The Government have reformed some aspects of the Working Time Regulations in respect of holiday entitlement and holiday pay in order to simplify what has recently become a complex topic. 

Statutory Holiday Entitlement

All full year workers are legally entitled to a minimum of 5.6 weeks of paid statutory holiday entitlement per year.  This is broken down into 4 weeks of EU derived holiday entitlement and 1.6 weeks of UK derived holiday. 

The 4 weeks of holiday entitlement must be paid at a worker’s normal rate of pay.  This should include all normal or regular payments such as regular overtime, bonuses and commission.

The 1.6 weeks of holiday entitlement can be paid at basic rate of pay only. 

Note: The government looked at amalgamating the two types of leave to have the same rules applying to all leave.  However, they did not agree this and the position has remained as above. 

What they did clarify is the components to be included when calculating the 4 weeks of normal holiday pay, specifically:

  • payments, including commission payments, intrinsically linked to the performance of tasks which a worker is contractually obliged to carry out:
  • payments relating to professional or personal status relating to length of service, seniority or professional qualifications:
  • other payments, such as overtime payments, which have been regularly paid to a worker in the 52 weeks preceding the calculation date.

Calculating Leave Entitlement for Irregular Hour and Part-Year Workers

Irregular hours and part-year workers holiday accrual and pay has recently been in turmoil due to a case that went all the way to the Supreme Court.  This complicated case prevented employers from using the percentage method of calculating holidays ie 12.07% of all hours worked. 

The government has now re-established this method of calculating holiday pay for irregular hours and part-year workers only.    This will ensure leave is based on hours actually worked in the year. 

Leave will be accrued based on 12.07% of hours worked in the pay period whatever that pay period may be i.e. monthly, weekly, daily.

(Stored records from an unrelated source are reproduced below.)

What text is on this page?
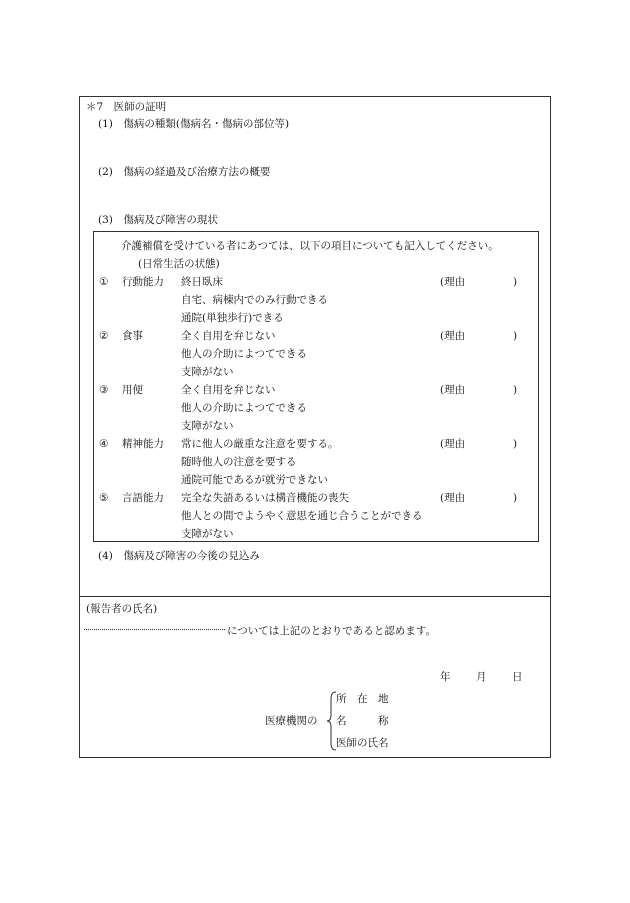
＊7　医師の証明
(1)　傷病の種類(傷病名・傷病の部位等)
(2)　傷病の経過及び治療方法の概要
(3)　傷病及び障害の現状
介護補償を受けている者にあつては、以下の項目についても記入してください。
(日常生活の状態)
① 行動能力 終日臥床
自宅、病棟内でのみ行動できる
通院(単独歩行)できる
(理由	)
② 食事	全く自用を弁じない
他人の介助によつてできる
支障がない
(理由	)
③ 用便	全く自用を弁じない
他人の介助によつてできる
支障がない
(理由	)
④ 精神能力 常に他人の厳重な注意を要する。
随時他人の注意を要する
通院可能であるが就労できない
(理由	)
⑤ 言語能力 完全な失語あるいは構音機能の喪失
他人との間でようやく意思を通じ合うことができる
支障がない
(理由	)
(4)　傷病及び障害の今後の見込み
(報告者の氏名)
については上記のとおりであると認めます。
年 月 日
医療機関の
所　在　地
名　　　称
医師の氏名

This will overturn the effect of the Harpur Trust v Brazel decision.

Note: This reform will only apply to holiday leave years beginning on or after 1st April 2024.

Rolled up Holiday Pay

Rolled up holiday pay has also been re-established but again only for irregular hours and part year workers. It must be calculated based on total earnings in the pay period and will be calculated as a 12.07% uplift to the workers total pay for work done.  The 12.07% is paid at the same time as pay for the work done and the holiday pay must be itemised separately on the payslip.

Note: This reform will only apply to holiday leave years beginning on or after 1st April 2024.

Defining Irregular Hours Workers and Part Year Workers

“Irregular hours worker” and “part year worker” will be defined in law. Should any agency workers hours meet this definition, the rules on calculating annual leave entitlement will be applied to them also.

Leave Affected by COVID-19

The emergency rules on annual leave implemented in 2020, meaning that workers could carry over four weeks of leave into the next two leave years where it was not reasonably practicable for them to take it due to the effects of Covid, will be removed.

Any “Covid carry over leave” accrued by that date but not taken must be taken by 31 March 2024.